Two days before Christmas it rained all day in 20-degree air. Water froze on everything it touched, and then on top of that, hour after hour. Ice built up on every surface. Partway through the day I climbed the tree, brushing away crusted snow as I went; over the remainder of the day a shield of ice accumulated ever the entire tree. The next day it snowed on top of the ice. By Christmas Day, the wind blowing geysers of snow up into the air, the tree was as treacherous as it has ever been. The day after Christmas I gave up on climbing with mere boot treads, and strapped on sets of metal teeth. I wore these for the next three days and then stopped, fearing damage to the tree.
Nearly every day since then has struggled to reach 0 degrees, and the nights have averaged -10 to -20 degrees, in a sustained Arctic freeze. It is weather that reminds one how quickly the world can kill. Over the last several years I have climbed the tree in the aftermath of three ice storms, but they generally happen in late winter or early spring when temperatures are fluctuating and the ice melts from the tree within a day or two. Now, New Year’s Day, looking out the window across the field through brilliant sunshine, you can see fragments of ice from ten days ago still clinging to the branches of trees. The bitter cold has arrested the world. Little changes in subzero conditions.

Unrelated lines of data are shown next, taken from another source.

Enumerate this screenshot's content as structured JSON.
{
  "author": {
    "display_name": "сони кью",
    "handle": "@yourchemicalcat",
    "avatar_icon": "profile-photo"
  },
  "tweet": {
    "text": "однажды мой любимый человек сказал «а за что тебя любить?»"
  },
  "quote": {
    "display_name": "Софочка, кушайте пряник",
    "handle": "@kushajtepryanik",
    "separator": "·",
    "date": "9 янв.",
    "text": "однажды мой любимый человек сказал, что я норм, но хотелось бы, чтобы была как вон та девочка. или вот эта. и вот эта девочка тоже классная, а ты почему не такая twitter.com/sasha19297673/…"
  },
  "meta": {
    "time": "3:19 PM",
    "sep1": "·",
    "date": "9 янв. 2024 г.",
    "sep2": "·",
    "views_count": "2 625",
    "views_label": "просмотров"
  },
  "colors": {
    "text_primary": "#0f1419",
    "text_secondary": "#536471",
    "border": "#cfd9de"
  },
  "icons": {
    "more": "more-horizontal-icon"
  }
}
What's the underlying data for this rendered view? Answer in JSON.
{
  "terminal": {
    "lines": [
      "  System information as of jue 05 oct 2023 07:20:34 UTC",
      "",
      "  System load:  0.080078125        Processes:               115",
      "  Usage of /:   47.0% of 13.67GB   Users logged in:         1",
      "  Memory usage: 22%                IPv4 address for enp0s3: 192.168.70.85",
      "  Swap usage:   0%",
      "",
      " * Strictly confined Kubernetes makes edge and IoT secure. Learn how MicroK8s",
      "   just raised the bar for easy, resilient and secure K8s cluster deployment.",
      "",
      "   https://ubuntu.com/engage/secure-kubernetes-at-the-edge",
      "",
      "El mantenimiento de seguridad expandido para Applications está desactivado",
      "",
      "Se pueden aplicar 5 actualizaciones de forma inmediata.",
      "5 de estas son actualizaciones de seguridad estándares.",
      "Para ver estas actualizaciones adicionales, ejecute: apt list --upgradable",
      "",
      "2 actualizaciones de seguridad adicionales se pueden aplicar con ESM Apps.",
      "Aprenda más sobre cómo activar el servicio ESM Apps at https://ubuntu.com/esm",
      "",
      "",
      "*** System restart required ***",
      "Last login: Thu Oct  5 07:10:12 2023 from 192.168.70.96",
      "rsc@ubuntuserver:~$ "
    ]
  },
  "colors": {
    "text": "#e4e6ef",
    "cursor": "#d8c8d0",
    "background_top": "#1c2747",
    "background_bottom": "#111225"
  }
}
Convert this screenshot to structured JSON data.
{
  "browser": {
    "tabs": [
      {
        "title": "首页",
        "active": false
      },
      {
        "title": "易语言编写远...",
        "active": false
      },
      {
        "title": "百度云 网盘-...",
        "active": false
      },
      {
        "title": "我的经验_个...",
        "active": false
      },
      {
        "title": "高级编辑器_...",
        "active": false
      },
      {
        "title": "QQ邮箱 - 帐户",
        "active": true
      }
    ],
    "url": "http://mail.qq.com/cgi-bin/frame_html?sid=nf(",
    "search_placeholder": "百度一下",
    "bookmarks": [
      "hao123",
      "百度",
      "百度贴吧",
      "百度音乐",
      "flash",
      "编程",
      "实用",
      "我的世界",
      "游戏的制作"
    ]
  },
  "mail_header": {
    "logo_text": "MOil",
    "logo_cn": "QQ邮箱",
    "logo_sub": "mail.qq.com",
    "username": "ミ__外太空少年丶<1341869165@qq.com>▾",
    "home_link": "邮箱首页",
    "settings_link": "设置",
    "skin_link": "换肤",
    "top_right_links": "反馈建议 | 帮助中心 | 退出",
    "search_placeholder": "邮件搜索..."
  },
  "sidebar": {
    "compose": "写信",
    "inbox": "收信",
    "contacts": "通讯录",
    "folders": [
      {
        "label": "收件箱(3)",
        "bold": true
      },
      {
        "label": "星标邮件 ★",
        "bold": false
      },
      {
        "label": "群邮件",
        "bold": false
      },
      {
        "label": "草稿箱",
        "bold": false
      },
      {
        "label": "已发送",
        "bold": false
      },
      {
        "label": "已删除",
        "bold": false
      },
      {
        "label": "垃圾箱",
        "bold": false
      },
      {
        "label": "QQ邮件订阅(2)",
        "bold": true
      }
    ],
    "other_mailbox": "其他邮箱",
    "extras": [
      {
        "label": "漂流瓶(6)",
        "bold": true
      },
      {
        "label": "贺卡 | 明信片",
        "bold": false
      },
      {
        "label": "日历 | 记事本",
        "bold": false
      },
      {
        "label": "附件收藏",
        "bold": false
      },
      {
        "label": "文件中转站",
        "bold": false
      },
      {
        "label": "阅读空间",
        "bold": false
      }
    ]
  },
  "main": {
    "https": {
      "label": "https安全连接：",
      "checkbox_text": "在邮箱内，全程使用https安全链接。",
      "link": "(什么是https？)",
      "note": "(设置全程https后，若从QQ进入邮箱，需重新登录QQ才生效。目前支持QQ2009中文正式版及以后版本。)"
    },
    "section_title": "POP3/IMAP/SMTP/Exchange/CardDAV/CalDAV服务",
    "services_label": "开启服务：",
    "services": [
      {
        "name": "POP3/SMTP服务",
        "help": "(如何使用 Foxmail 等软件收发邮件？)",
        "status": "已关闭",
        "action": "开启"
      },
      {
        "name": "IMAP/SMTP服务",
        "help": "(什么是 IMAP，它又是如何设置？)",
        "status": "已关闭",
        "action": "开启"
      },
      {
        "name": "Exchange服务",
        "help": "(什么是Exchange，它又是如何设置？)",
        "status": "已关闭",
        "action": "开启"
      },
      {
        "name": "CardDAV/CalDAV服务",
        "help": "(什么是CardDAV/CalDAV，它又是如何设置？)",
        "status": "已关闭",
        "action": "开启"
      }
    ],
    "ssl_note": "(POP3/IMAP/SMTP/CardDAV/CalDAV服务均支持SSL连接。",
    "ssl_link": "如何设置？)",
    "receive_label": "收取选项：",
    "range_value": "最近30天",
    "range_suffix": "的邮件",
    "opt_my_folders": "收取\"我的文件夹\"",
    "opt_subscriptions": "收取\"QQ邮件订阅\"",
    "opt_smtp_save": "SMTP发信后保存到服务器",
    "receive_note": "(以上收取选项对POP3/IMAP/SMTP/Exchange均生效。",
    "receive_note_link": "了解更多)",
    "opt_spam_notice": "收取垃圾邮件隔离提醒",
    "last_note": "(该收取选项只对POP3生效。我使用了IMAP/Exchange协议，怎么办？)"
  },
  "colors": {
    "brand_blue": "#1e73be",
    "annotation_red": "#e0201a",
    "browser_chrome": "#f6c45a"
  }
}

The tree is still full of ice and snow. Climbing at night in the dark I sometimes dislodge from the bark chunks of ice that fall shattering like crystal into the darkness beneath me. Each movement of each climb is careful, controlled, the possibility of error everywhere. No surface can be trusted. The placement of every boot—the hook of every wrist or arm around branch—is critical, all the more so under the distraction of gusty winds and -10 degree temperatures. Once, on a day when I am wearing teeth on my boots, one foot abruptly slides down the slope of a branch toward the trunk. My arms are well-placed, and I catch myself before falling. Eighteen-inch claw marks are left in the ice.
There are moments of contemplation at treetop, but they are brief under the force of the wind, even when prepared for with snow pants, hat, good gloves. Mercifully, the air is usually still at night, and one can lose oneself for a few moments in the penetrating silence of a deep winter twilight.
I climb at midnight on New Year’s Eve as Claire and Emme and their friend Lexie run their traditional circuit around the house to ring in the new year. Their shouts and laughter vanish indoors when I am still only halfway up the trunk, navigating treacherous branches. But when I stand in my place at the top in the brilliance of the near-full moon, the winter night is laid out around me in all its lustrous glory, nearly as bright as afternoon. Shadows lay pitch black across the snow of the meadow, and the hills recede whitely into the distance.
I straddle branches and years at the same time, stepping from one into the other at the top of a tree.